İşte Eğilmez’in o yazısının tamamı:
Sayın Başkan, Saygıdeğer Yönetim Kurulu Üyeleri,
Uzunca bir süre önce giderek kısırlaşan, giderek zevksiz hale gelen Türk futbolu ve Fenerbahçe hakkında yazı yazmamaya karar vermiştim. Ne var ki konu giderek futbol meselesinden çıkıp kulüplerin yaşamlarını sürdürüp sürdüremeyecekleri gibi finansal meselelere gelince bu kararımı bir seferlik askıya alıp bu açık mektubu yazmaya karar verdim.
Bu yazımı okuyan birçok kişi “sen iktisatçısın iktisat yaz futboldan ne anlarsın?” diyecek biliyorum. Ama bu görüş üç nedenle doğru değil: (1) 5 - 6 yaşından beri futbol izlerim.
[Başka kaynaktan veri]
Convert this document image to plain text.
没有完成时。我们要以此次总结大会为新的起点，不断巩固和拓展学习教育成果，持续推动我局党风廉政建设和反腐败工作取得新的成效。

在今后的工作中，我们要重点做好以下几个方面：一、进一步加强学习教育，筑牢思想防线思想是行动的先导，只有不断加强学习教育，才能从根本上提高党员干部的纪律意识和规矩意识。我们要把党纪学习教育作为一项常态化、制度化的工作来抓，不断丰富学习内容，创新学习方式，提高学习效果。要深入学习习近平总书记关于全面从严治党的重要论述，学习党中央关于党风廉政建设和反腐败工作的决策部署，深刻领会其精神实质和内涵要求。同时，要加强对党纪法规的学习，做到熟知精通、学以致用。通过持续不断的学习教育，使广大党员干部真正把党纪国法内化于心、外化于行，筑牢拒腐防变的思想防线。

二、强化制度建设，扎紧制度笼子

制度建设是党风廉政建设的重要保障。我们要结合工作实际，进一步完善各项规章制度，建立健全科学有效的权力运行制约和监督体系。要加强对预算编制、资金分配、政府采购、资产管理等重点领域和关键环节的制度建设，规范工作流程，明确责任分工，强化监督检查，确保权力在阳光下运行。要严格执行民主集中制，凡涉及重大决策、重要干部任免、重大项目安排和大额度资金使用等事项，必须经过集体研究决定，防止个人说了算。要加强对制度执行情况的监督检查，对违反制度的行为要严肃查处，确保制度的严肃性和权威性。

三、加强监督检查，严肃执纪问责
Ve bu işten iyi kötü anlarım. (2) Fenerbahçe’nin yaşadığı sorunlar futboldan ziyade yönetim sorunu. (3) Futbol benim gibi izleyiciler için oynandığına göre izleyici olarak benim de eleştiri hakkım var.
Geçen yıl yapılan seçimleri kazanarak işbaşına geldiğinizde çıkardığınız finansal tablolar ve özellikle de borç durumu Fenerbahçe’nin sürdürülemez bir finansal yapı içinde olduğunu açık biçimde ortaya koyuyordu. Fenerbahçe, gelirleri TL ile olmasına karşın giderlerini (futbolcu ücretleri, transfer bedelleri vb) Euro ile yapıyor, kurda ortaya çıkan her artıştan ciddi darbeler yiyordu. Aradaki farkı kapatabilmek için bankalardan çoğu kez yöneticilerin kefaleti altında borç alınıyor ve kur artışına faiz yükü de binince finansal yapı bozulmaya devam ediyordu. UEFA’nın getirdiği sınırlamalara karşın bir yolu bulunarak bu sürdürülemez düzen sürdürülmeye çalışılıyordu.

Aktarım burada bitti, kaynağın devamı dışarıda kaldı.